Is there a reason its name stupid css as oppose to lets say simple css or 
silly css? Just curious to see how safe it is to use it.

On Friday, March 4, 2016 at 9:48:29 PM UTC-5, Dave S wrote:
>
>
>
> On Friday, March 4, 2016 at 4:56:36 PM UTC-8, Dave S wrote:
>>
>>
>>
>> On Friday, March 4, 2016 at 4:01:09 PM UTC-8, Massimo Di Pierro wrote:
>>>
>>> If you want to try it with web2py here is welcome app based on stupid.css
>>>
>>> https://github.com/mdipierro/web2py-welcome-theme-stupid
>>>
>>> Notice a few things:
>>> - It does not require any change in the python code or form styles or 
>>> grid. I
>>> - It works with the existing bootstrap classes, it simply ignores. Too 
>>> much trouble to remove them everywhere.
>>> - The static folder is significative lighter.
>>>
>>>
>> I copied the appconfig.ini from the standard welcome app; is the 
>> [forms]formstyle option ignored?  (bullet 2 suggests 'yes')
>>
>> Also, on the login form, the "Log In" button is appreciably smaller than 
>> the "Sign Up" and the "Lost Password" buttons; is that because it is an 
>> input field and the others are button buttons?
>>
>> The H1 with class="glass" and contents "STUPID.CSS" has a noticeable band 
>> over the background picture, slightly higher than the letter height, but 
>> not the height of the enclosing DIV.
>>
>> For the quarter-div with the ADMIN stuff, it looks like I've got a 
>> missing glyph -- there's a rectangle about the size of the 'A' in Admin, 
>> with the 10-over-01 pattern that I think FF uses for missing font 
>> characters.
>>
>
> Doh!   This one is on me.  I forgot to tell NoScript to allow that IP 
> (127.0.0.1, as it happens).  Updating that got me the gear symbol.
>  
>
>>
>> Otherwise, the page looks very good!
>>  
>>
>>> Massimo
>>>
>>>
>> Thanks!
>>
>> /dps
>>  
>>
>>> On Friday, 4 March 2016 08:51:00 UTC-6, villas wrote:
>>>>
>>>> I love this.  It would be so cool if this was maintained with the rest 
>>>> of the framework and widgets could then include the generic stupid.css. 

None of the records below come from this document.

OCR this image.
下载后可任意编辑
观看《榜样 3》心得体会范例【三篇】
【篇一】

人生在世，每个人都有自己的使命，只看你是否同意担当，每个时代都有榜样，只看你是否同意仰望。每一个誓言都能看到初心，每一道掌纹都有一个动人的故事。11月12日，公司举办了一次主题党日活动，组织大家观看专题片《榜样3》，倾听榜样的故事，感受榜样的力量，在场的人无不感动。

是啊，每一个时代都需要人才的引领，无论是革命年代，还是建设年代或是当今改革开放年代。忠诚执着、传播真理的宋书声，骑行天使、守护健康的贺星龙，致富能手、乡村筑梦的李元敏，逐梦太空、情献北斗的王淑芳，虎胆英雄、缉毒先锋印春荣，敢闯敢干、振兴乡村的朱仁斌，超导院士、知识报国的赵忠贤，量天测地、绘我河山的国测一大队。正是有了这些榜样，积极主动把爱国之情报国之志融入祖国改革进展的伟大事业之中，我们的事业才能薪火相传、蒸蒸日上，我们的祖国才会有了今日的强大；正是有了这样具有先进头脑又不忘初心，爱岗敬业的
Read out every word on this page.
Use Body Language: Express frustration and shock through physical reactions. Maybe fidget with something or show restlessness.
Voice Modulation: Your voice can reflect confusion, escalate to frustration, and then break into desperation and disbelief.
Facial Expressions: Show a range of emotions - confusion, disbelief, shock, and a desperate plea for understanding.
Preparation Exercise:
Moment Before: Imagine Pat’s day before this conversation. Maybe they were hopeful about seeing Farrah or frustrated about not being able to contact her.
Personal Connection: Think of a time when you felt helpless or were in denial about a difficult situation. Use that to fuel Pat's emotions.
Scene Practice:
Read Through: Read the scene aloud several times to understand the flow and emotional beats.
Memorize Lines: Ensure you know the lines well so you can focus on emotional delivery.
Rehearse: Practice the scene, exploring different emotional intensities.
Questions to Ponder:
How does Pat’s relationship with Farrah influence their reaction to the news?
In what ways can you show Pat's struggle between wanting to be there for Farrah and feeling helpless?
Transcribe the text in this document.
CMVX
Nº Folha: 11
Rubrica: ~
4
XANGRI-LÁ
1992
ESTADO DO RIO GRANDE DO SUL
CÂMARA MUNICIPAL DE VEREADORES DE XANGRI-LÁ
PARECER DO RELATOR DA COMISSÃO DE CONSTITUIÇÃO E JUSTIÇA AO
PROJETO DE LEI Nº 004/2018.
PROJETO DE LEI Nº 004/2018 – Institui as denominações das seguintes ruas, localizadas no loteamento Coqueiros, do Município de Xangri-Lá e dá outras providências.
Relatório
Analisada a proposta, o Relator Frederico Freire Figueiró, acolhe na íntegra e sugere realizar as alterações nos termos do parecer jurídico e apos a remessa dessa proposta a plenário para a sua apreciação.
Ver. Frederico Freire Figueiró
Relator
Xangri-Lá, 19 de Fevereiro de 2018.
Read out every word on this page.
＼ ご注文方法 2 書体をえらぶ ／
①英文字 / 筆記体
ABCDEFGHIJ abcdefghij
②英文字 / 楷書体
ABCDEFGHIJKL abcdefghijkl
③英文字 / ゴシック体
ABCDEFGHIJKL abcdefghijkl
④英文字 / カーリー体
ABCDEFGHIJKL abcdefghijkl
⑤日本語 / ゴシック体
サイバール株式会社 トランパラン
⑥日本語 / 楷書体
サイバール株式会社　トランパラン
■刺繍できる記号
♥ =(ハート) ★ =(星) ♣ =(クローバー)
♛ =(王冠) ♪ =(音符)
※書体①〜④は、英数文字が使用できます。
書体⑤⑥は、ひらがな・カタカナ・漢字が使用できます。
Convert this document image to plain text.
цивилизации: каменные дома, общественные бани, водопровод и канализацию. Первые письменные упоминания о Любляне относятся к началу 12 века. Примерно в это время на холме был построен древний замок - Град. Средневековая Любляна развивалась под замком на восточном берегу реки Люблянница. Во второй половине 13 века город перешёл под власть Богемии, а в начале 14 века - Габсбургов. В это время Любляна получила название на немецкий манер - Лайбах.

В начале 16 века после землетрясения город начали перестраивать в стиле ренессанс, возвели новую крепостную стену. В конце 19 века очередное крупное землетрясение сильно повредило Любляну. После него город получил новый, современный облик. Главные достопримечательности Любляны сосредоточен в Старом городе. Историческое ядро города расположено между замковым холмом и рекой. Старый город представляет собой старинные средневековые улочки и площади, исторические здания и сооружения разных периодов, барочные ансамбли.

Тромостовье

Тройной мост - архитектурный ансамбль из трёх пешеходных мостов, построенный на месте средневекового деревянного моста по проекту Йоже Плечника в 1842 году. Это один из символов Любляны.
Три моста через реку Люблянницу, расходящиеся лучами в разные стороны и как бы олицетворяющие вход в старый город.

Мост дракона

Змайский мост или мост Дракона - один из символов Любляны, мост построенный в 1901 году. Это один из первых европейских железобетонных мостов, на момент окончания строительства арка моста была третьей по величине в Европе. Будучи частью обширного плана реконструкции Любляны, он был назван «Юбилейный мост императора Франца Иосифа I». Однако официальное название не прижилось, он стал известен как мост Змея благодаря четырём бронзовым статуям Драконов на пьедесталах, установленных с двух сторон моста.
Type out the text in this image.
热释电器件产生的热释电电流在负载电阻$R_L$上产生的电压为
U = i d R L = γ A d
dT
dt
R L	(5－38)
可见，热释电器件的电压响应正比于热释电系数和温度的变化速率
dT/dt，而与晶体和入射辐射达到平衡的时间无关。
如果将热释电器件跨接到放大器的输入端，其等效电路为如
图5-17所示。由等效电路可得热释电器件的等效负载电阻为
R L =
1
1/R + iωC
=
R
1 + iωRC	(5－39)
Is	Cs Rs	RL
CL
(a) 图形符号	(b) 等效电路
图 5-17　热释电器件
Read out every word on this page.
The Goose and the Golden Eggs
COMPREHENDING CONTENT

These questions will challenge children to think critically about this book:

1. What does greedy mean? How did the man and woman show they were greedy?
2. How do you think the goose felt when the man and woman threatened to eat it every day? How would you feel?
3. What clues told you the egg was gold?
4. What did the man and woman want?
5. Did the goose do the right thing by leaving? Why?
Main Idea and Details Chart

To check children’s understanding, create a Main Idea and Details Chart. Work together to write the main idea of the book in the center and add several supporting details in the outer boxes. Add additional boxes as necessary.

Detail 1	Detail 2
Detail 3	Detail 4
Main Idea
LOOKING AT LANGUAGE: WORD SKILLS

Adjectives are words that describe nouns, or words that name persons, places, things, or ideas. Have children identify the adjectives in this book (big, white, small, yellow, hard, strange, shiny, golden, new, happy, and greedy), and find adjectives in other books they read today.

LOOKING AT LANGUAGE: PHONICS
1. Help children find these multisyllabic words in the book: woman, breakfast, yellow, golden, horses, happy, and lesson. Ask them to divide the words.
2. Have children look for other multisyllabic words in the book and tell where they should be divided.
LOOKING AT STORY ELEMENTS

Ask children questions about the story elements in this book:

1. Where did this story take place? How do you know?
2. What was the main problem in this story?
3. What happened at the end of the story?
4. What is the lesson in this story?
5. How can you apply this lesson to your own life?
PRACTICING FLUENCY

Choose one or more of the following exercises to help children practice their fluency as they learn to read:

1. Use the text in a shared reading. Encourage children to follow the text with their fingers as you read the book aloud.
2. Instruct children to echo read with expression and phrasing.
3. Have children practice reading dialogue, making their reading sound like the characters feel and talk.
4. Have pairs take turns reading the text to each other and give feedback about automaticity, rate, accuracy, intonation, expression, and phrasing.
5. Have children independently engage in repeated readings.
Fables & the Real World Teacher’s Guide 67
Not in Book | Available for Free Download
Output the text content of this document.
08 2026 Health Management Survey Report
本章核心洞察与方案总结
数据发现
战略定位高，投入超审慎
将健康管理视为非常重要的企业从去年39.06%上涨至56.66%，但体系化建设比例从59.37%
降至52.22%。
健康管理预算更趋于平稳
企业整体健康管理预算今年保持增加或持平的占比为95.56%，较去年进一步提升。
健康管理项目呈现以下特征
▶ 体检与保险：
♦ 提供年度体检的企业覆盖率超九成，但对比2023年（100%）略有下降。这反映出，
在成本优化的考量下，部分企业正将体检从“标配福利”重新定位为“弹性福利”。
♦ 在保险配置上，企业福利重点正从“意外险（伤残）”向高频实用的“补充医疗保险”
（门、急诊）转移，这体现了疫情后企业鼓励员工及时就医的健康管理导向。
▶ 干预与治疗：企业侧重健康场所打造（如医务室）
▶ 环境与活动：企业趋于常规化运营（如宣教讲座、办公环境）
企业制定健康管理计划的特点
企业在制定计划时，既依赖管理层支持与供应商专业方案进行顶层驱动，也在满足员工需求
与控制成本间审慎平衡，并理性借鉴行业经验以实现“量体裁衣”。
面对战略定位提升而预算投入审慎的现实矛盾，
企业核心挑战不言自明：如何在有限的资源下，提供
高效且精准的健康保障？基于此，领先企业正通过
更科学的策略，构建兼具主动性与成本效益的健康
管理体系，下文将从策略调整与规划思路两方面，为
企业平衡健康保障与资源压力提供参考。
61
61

>>>>  The grid could use it and this would resolve a lot of issues with choice 
>>>> of css framework.
>>>>
>>>> A couple of questions spring to mind:
>>>> Does anyone need another CSS framework!  Will there be enough support 
>>>> to keep it going?  I was reminded of the doubts I had about Markmin,  but 
>>>> this has been great and I use it a lot and it seems to have hardly 
>>>> required 
>>>> any support or huge extra effort.  I am disappointed that Markmin isn't 
>>>> more popular,  but very glad it exists.  I feel that stupid.css could be a 
>>>> similar kind of thing.
>>>>
>>>> Is it intended that users use this for standard widgets and then add 
>>>> Bootstrap or Semantic or whatever for any extras?  Its simplicity is not 
>>>> going to resolve every requirement.
>>>>
>>>> I'm not convinced about the name,  but at least it is memorable!